Take this, for instance: in the end of the first chapter, he talks about the Dynamic Systems Theory, first to mention how its holistic approach enables us to understand phenomena which would otherwise be incomprehensible, and then pointing out that, despite Van Gelder's optimism, it fails to be appropriate for many problems, such as those involving "independant variable causally interacting substates". There are parts in systems, and sometimes it's worth examining the parts to understand them. Thus, he proposes a hybrid approach, which, he claims, is already being used by cognitive scientists: he sees "computational, representational, information-theoretic and dynamic approaches as deeply complimentary".
This might tip you in a direction: sure, the traditional information-theoretic approach commits you to a parts-relation ontology, but it's insufficient to account for the mind or the cognitive system. You need the "flow" from the dynamic approach. But then, section 4.7: EC is about vehicules, not content. He even describes how the vehicule is a part of the content-generating system, thus excluding content-generating mecanisms which are not representation (in Clark's sense) vehicules from what could count as mind. It's hard not to make the link of this part-whole distinction with the part-whole distinction that was at play when he talked about the dynamic approaches. In fact, it's probably valid: you need a holistic, probably dynamic approach to make sense of content, and yet something which is hopefully localized and which holds information in a way that can be understood by information-theoretic approaches counts as the vehicule. But then, if EC is vehicular, why is the dynamic/holistic approach so important?

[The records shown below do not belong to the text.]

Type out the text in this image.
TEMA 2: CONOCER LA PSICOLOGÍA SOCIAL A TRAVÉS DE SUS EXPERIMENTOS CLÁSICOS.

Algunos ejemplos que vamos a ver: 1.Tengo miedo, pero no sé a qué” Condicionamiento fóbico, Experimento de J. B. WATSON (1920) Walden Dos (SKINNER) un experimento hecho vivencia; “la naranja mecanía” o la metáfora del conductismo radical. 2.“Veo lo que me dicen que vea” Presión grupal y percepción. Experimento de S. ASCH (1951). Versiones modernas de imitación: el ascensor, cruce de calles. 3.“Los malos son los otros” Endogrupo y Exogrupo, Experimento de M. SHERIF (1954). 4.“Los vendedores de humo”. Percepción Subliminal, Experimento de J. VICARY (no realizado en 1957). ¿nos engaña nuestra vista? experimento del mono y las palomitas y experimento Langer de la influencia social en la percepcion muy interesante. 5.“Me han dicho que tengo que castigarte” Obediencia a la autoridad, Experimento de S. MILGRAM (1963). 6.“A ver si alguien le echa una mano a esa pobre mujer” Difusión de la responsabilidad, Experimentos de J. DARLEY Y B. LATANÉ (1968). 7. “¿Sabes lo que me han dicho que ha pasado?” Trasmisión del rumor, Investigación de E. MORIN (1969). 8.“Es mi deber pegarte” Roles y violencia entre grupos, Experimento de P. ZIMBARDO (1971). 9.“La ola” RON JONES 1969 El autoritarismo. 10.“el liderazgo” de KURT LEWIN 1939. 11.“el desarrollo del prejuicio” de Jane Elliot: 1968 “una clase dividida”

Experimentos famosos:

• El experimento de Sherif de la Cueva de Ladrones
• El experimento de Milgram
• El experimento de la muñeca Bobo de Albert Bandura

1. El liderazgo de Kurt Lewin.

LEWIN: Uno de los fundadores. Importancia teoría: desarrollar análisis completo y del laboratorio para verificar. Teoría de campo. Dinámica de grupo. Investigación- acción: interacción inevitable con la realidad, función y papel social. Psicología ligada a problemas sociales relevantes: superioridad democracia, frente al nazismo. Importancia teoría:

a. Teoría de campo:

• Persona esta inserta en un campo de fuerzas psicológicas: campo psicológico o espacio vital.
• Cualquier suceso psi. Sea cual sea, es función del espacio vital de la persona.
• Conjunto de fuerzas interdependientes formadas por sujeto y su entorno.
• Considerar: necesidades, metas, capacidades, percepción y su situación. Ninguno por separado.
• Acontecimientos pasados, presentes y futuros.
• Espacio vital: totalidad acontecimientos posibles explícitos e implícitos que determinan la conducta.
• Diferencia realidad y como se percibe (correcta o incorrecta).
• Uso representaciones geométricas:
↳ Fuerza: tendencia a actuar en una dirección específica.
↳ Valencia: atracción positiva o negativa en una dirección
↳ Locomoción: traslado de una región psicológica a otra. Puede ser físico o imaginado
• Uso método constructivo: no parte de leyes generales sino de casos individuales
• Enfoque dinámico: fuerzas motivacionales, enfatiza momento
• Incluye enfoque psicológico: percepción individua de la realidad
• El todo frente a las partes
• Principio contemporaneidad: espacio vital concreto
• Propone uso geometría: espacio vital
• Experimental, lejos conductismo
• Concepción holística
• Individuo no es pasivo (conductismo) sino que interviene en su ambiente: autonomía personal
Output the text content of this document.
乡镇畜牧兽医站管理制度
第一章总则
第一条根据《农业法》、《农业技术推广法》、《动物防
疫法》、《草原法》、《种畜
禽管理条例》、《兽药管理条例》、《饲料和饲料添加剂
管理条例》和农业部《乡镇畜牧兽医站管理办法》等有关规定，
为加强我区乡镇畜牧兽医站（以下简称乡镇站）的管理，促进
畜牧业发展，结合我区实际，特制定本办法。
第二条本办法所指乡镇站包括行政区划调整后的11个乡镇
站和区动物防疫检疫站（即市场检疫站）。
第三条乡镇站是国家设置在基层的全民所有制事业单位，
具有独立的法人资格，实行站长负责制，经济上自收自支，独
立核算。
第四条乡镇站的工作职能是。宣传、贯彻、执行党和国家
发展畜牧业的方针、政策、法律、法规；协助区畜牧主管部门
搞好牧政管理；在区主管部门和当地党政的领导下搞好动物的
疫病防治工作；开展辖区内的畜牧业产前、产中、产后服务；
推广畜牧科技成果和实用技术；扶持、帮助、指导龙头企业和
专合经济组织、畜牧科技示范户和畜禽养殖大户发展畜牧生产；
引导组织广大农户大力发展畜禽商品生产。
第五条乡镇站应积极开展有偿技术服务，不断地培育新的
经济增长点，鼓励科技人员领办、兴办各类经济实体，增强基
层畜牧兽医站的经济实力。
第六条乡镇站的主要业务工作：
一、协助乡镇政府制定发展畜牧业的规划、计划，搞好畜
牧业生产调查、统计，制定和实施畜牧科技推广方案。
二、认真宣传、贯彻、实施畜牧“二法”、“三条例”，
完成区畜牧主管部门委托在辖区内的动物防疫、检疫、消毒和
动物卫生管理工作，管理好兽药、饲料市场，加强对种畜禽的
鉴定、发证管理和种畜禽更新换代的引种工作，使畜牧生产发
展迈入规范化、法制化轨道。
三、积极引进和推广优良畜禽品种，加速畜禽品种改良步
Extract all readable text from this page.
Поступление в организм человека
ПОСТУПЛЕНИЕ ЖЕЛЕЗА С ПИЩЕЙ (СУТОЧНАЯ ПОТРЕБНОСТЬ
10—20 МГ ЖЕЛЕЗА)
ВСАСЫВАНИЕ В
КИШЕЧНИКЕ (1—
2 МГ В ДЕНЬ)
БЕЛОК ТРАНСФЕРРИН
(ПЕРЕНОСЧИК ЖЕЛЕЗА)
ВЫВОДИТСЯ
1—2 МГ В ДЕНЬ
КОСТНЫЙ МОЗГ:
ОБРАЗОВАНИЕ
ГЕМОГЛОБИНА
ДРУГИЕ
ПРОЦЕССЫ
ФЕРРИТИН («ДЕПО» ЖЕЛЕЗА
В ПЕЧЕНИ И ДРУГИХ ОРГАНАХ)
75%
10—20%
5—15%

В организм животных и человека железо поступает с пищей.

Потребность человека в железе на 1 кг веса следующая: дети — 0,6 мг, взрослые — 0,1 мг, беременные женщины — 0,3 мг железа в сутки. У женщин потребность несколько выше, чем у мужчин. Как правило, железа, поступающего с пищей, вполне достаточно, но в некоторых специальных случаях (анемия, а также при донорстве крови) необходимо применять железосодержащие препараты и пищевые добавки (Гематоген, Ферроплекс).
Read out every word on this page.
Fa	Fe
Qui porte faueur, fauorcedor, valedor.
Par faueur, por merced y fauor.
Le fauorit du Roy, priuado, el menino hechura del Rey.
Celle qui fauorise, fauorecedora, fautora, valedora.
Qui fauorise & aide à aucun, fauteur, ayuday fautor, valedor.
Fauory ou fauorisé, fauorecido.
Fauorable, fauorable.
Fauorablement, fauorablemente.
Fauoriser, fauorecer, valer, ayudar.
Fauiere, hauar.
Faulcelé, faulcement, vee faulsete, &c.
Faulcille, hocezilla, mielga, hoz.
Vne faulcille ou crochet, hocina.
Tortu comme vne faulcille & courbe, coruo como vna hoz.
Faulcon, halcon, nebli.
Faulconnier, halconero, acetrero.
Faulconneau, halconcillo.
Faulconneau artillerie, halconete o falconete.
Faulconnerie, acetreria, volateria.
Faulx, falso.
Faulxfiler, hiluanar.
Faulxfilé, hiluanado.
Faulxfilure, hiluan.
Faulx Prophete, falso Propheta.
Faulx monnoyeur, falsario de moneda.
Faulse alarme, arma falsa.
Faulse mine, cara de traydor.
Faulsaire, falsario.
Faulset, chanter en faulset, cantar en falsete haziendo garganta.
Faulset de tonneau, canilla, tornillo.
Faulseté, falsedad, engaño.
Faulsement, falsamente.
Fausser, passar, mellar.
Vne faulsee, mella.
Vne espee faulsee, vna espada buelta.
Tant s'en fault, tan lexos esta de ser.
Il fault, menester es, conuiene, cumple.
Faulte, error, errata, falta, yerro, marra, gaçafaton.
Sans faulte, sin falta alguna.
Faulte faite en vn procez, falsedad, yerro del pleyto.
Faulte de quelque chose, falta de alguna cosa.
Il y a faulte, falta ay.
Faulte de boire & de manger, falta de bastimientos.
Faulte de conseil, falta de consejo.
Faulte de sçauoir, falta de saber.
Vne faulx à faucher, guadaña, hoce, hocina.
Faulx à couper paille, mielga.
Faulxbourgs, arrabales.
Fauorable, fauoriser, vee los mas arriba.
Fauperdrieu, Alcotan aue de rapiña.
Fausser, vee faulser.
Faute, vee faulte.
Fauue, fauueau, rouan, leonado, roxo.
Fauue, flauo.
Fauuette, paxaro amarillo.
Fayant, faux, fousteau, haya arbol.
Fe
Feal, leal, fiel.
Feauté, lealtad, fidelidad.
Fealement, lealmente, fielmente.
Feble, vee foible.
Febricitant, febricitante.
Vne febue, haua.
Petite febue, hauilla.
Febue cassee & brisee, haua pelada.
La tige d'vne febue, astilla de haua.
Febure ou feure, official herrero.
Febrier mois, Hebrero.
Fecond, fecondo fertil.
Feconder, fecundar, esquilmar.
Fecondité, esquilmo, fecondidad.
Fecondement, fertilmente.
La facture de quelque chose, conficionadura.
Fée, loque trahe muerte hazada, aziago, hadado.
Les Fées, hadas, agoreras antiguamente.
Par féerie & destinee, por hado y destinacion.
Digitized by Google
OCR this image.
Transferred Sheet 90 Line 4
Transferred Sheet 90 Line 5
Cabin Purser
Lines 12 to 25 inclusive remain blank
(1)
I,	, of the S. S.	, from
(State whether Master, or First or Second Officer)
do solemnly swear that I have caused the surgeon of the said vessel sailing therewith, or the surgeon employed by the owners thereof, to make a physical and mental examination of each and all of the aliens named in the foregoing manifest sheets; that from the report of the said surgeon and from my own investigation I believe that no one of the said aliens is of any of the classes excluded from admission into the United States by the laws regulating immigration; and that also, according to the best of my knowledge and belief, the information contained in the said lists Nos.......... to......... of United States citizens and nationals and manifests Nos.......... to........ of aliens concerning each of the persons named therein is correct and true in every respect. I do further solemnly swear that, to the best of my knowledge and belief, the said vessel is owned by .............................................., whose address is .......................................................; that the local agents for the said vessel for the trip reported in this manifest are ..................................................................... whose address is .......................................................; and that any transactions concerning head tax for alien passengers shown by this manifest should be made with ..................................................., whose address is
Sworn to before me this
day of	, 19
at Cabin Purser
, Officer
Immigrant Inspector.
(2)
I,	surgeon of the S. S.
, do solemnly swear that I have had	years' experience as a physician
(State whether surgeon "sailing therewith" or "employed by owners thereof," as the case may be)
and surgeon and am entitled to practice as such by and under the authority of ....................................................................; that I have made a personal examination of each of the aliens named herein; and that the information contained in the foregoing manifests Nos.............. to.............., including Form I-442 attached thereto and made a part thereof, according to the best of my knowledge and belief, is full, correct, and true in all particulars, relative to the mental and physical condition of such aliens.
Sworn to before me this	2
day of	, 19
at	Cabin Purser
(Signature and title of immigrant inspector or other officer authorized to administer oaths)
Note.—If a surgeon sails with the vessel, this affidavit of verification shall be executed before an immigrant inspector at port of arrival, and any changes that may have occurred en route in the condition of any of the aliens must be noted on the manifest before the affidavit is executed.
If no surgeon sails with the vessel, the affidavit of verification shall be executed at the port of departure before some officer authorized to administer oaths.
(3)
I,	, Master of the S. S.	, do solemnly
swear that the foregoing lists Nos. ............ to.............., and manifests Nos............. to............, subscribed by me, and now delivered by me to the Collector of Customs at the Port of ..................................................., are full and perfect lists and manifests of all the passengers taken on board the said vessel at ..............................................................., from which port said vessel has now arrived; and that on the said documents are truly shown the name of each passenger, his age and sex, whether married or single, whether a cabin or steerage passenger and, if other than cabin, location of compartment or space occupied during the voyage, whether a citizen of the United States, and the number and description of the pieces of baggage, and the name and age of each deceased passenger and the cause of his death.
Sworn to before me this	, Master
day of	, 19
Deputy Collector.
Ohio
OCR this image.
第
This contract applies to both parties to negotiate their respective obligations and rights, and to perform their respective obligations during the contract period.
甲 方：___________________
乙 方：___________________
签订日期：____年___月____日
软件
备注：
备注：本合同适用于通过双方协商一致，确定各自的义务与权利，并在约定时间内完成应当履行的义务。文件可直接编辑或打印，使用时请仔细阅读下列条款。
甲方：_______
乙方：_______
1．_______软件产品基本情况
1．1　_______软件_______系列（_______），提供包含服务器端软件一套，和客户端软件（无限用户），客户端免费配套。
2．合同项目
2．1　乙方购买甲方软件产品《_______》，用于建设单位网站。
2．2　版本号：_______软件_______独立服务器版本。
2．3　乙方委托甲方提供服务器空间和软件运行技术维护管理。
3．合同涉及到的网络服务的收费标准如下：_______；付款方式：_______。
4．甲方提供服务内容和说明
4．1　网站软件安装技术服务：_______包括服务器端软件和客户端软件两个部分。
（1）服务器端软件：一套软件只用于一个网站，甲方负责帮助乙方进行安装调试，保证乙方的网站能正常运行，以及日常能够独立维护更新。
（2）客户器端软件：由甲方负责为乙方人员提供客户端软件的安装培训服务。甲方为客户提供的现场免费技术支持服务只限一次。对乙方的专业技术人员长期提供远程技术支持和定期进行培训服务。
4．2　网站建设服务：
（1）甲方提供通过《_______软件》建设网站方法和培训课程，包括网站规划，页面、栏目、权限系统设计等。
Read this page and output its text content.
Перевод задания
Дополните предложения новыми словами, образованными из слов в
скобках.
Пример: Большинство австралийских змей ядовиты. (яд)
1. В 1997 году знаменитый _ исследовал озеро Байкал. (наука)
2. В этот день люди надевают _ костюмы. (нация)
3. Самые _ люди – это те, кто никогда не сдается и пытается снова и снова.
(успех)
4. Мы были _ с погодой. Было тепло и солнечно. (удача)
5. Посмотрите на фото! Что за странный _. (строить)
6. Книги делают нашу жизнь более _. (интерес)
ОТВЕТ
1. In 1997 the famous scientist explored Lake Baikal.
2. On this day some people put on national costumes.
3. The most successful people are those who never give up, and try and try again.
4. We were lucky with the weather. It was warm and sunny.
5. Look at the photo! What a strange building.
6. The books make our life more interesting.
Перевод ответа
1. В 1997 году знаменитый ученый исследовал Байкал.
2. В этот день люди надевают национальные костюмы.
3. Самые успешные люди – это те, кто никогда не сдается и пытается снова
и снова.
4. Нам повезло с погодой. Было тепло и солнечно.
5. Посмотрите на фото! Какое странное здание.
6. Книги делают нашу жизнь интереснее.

Well, Clark talks a lot about recruitment. The agent, he says, is constantly renegotiating his boundaries—and to illustrate this, he talks about how tools become integrated in our activities when they become "transparent", about how our brain begins to think of space as if they were part of our body, etc. That would be the cyborg argument, and the underlying intuition behind this conception of an agent would not be the conscious, theory-ladden ones we usually see in cognitive science, but rather the one that would be implicit in our problem-solving and in our actions—in our "body schema", he mentions, to use Gallagher's terminology. The dynamic/holistic approach is just a way to study this scientifically.
I think even Rupert, as careful as he is, fails to appreciate the cyborg argument. It's not cognitive systems made on the fly, it's an agent renegotiating itself. The tool has to become familiar before it becomes transparent. You have to work for this recharacterization, but it gets done.